I doubt many, if any, of our service provider customers are doing business without a web page. It just so happens that geeks don’t tend to be the best designers. (This is true for CFOs, Sales, operations, etc.) The point is that, in our average service provider customers’ office, there isn’t a full time marketing designer on staff. As a result, many times as product mixes change its usually left to someone who isn’t a design pro to update the website and add the DATA. Geeks like data. It feels good to tell everyone ALL the things you can do. In most cases, this probably isn’t the best bet for the root of your home page.
More than ever, the average consumer, even those shopping for IT services, aren’t better at judging websites than ever before. That first virtual impression is critical. Just like you don’t stack whitepapers and product manuals near the front door to your office for people to see when they come in, you shouldn’t do the web equivalent and crowd your homepage with too much data.
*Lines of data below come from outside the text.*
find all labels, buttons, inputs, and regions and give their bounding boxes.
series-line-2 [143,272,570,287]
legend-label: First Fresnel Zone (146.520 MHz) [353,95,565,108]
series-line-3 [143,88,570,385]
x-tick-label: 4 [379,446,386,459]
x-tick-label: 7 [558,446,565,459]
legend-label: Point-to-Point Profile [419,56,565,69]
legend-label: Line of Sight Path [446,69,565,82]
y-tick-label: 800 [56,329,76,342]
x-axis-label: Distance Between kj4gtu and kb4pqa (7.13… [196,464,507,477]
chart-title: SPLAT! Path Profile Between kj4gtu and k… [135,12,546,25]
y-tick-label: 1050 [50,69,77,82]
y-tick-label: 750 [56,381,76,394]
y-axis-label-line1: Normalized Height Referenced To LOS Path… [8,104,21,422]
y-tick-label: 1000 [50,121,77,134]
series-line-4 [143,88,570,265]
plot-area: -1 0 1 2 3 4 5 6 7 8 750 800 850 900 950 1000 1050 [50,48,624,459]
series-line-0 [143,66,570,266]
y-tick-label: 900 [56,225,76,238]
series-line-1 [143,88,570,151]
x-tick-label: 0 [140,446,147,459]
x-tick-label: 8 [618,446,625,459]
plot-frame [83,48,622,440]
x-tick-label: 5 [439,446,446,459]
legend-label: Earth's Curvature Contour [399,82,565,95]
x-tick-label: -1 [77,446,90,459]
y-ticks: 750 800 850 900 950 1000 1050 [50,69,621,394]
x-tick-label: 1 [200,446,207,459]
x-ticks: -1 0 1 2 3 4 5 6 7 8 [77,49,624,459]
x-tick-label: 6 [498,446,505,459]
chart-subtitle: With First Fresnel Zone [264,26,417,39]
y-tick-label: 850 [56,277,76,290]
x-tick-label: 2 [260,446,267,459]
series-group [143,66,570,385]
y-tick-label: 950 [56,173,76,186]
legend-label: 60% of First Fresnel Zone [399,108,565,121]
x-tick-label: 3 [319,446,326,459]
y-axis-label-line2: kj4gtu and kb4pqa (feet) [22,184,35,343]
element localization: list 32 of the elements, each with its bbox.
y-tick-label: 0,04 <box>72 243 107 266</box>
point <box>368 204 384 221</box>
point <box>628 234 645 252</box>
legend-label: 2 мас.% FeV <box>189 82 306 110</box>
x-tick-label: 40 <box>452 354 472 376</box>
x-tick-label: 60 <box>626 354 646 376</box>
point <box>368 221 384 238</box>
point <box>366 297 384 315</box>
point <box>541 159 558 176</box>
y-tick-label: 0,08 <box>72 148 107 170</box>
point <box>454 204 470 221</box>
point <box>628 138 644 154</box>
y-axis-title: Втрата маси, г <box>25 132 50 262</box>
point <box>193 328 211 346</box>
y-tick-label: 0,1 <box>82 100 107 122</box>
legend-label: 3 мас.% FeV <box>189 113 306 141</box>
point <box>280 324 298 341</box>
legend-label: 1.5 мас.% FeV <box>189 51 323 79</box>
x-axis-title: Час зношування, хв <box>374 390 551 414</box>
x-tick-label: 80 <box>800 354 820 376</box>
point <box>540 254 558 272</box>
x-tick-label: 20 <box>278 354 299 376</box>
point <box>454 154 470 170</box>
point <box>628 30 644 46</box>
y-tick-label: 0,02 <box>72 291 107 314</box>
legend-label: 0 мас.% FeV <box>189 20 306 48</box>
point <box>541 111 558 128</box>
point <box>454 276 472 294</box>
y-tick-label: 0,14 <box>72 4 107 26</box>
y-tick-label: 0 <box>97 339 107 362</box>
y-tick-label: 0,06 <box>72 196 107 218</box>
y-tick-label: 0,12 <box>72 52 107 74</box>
Your web site should lead your prospects to the products and descriptions that you most want them to buy. Many IT folks love their certs. The more letters on your business card or email signature, the better right? Let me challenge you that if there is some unique skill that you have on staff, but it doesn’t allow for good profit and isn’t in high demand, then it may not even need to be mentioned on the home page or your card, or your email sig. If it builds a part of your brand story, then go for it, mention it, but don’t let it distract your prospects from what you REALLY want to sell them. If that doesn’t make sense and you’re more of the “I’ll sell them anything I can if they are willing to buy” then I would suggest you watch Luke Mysse’s Branding Your Company’s Unique DNA session from Kaseya Connect.